“怎么不好了?”方佳柔委屈的咬咬水润的唇瓣,轻跺了一下脚不依,“可我就是喜欢这样抱着你,还要抱一辈子。”
女子性格直白不曲。
“咳--”一直没有说话的夏非也不禁为方佳柔的大胆直白而微微红了脸。
这些儿女情长的事他最烦了,比他在商场上混还难。
“夏非,你对我有意见?”方佳柔目光转了过来,秀眉微扬。
“方佳柔,我不会,不过有人会有意见的。”夏非挑眉,用眼角余光扫过岳然,见她低眸垂睫。
萧南的漆黑如墨的眼潭里映着岳然美丽的模样,灼烫的目光让她没有勇气抬起头来,一颗心“砰砰”直跳,在胸腔里震荡起回声,手心又湿了几分。

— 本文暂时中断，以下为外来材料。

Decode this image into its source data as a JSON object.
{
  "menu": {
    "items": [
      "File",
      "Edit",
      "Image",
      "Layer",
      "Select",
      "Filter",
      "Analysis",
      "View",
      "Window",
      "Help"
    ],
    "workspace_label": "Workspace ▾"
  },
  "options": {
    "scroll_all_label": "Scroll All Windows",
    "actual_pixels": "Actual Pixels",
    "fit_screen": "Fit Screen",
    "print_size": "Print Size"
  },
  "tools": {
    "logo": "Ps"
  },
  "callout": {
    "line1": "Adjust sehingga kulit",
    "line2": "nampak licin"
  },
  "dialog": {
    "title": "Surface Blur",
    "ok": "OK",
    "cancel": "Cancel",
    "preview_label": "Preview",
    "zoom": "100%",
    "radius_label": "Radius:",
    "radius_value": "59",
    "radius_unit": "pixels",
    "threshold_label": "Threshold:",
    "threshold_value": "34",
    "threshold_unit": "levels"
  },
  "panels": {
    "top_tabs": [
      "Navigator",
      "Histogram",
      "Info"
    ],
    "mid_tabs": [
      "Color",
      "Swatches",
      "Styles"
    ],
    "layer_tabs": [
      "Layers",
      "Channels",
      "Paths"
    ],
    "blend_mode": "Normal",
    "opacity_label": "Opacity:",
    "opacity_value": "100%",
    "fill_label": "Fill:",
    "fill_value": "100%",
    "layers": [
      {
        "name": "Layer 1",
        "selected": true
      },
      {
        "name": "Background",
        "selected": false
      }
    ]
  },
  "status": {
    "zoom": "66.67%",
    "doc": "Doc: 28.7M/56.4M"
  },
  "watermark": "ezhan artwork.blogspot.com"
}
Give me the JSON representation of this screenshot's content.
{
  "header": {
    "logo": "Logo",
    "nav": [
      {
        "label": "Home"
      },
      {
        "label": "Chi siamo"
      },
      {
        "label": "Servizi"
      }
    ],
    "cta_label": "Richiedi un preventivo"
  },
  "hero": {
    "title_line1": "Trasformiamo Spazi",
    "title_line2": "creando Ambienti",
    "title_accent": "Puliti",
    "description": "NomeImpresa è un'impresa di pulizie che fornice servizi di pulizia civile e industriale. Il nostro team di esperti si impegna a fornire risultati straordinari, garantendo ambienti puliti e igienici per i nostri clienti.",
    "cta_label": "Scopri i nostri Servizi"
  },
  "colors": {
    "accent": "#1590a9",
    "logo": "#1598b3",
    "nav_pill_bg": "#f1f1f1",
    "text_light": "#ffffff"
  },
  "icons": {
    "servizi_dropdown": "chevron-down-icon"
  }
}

“谁敢有意见?”方佳柔娇嗔着,目光一直停留在萧南的脸上,她捉着他的手臂轻摇,“阿南,我们快去喝酒。”
“我有意见,方佳柔,公众场合你就不能注意点形象,当街泡男人真符合你高调的风格。”迟雨姗上前一步,明显的讽刺着。
她穿着银色的亮片连身短裙将她凹凸有致的身段包裹,遮耳的短发,层次感十足,染成了当下流行的沙金色,显得更加张扬、野性,把她的明眸雪肤衬得尤为美丽。
“雨姗,别闹了,我们走。”岳然急忙拉住她。
“迟雨姗,你--你--”方佳柔是气得浑身发抖,却说不出话来,只好转向萧南撒娇,她那骄纵的千金大小姐性格和甜得可以腻死人的声音都让她反感,“阿南,她欺负我,在学校里就是。”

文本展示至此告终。